Respondent contends that its claims were complete before the policy issued by petitioner was exhausted. This argument is unavailing. The Court of Appeals has interpreted the word "claims" in 11 NYCRR 65-3.15 to mean "verified claims" (Nyack Hosp. v General Motors Acceptance Corp., 8 NY3d 294, 300 [2007]), i.e., claims as to which the healthcare provider has submitted additional information requested by the insurer (see id. at 297-298, 300-301). Petitioner requested verification in the form of an examination under oath (EUO). Since respondent never appeared for an EUO, its claims were never verified. The defense that an award exceeds an arbitrator's power is so important that a party may introduce evidence for the first time when the other party tries to confirm the award (see Brijmohan, 92 NY2d at 822-823).

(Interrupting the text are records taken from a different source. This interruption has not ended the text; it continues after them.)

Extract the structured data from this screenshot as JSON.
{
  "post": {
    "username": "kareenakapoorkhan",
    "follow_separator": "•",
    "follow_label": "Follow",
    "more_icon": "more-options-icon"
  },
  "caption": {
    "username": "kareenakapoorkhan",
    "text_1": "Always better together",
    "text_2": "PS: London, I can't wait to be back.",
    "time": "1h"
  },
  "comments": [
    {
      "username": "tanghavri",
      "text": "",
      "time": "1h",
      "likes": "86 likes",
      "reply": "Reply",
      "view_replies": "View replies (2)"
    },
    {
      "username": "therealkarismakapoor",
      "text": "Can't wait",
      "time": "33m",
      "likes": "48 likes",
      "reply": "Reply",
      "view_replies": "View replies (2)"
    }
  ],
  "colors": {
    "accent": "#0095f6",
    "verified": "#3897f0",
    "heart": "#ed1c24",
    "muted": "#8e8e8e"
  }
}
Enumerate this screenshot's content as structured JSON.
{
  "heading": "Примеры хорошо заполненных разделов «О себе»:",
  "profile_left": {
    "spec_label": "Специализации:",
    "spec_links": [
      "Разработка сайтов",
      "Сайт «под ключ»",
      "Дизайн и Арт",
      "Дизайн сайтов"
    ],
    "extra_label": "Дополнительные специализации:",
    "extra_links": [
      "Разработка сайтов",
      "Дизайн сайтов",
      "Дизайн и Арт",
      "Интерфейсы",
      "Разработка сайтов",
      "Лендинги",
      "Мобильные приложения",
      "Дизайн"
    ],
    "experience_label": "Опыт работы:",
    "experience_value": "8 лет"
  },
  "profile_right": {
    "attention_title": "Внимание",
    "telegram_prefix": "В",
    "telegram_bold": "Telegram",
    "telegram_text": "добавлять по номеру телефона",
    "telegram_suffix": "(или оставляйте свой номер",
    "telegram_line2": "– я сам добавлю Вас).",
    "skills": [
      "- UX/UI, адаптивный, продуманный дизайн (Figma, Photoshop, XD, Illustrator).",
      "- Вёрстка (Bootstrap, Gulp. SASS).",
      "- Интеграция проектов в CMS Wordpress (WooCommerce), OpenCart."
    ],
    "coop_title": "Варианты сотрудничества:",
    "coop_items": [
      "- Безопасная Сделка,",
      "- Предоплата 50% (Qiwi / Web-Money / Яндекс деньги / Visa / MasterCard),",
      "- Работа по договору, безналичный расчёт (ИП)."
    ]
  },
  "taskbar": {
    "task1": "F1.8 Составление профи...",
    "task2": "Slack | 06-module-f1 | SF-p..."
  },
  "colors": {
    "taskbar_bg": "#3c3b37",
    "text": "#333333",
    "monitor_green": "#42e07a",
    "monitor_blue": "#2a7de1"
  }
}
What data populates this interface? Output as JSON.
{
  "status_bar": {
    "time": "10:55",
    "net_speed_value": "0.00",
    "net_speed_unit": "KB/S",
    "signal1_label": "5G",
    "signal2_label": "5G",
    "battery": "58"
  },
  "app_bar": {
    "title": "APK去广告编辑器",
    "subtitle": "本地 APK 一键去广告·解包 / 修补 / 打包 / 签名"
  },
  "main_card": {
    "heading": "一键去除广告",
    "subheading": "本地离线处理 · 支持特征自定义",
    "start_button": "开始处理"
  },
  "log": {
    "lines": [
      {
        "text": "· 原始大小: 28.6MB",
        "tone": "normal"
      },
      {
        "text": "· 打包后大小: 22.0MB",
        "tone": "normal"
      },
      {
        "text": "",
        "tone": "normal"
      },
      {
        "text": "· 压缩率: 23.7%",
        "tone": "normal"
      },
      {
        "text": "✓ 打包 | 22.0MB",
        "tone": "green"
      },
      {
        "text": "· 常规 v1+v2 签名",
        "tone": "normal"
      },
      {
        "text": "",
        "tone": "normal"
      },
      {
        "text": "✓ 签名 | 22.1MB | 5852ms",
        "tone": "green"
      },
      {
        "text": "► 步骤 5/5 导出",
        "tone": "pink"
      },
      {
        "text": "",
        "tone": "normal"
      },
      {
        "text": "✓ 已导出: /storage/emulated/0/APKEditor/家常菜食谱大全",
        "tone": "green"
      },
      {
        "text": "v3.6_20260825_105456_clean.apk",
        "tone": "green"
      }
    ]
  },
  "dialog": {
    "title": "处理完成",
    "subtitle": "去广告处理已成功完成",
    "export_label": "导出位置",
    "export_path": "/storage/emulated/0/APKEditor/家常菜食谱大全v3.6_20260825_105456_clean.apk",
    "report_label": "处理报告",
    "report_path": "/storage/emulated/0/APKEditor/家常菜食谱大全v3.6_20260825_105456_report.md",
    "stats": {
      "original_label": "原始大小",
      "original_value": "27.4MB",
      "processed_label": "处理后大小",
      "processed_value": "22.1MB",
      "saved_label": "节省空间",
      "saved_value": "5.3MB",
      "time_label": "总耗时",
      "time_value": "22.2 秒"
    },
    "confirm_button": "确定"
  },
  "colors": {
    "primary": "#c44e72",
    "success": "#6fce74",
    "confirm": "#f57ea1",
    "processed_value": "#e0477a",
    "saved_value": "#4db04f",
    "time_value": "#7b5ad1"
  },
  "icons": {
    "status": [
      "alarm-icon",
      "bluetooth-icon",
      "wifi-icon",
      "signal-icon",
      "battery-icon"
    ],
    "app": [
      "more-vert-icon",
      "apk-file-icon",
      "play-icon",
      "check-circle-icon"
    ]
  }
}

Respondent may also raise on appeal the purely legal argument that Appellate Term lacked the power to remand to Civil Court for a framed issue hearing (see generally Branham v Loews Orpheum Cinemas, Inc., 31 AD3d 319, 323 n 2 [1st Dept 2006], affd 8 NY3d 931 [2007]). On the merits, however, this argument is unavailing (see Allstate Prop. & Cas. Ins. Co. v Northeast Anesthesia & Pain Mgt., 2016 NY Slip Op 50828[U], 51 Misc 3d 149[A] [Appellate Term, 1st Dept, 2016]; Allstate Ins. Co. v DeMoura, 2011 NY Slip Op 50430[U], 30 Misc 3d [*2]145[A] [Appellate Term, 1st Dept, 2011]).

In view of the foregoing, respondent is not entitled to the attorneys' fees it requested.

THIS CONSTITUTES THE DECISION AND ORDER

OF THE SUPREME COURT, APPELLATE DIVISION, FIRST DEPARTMENT.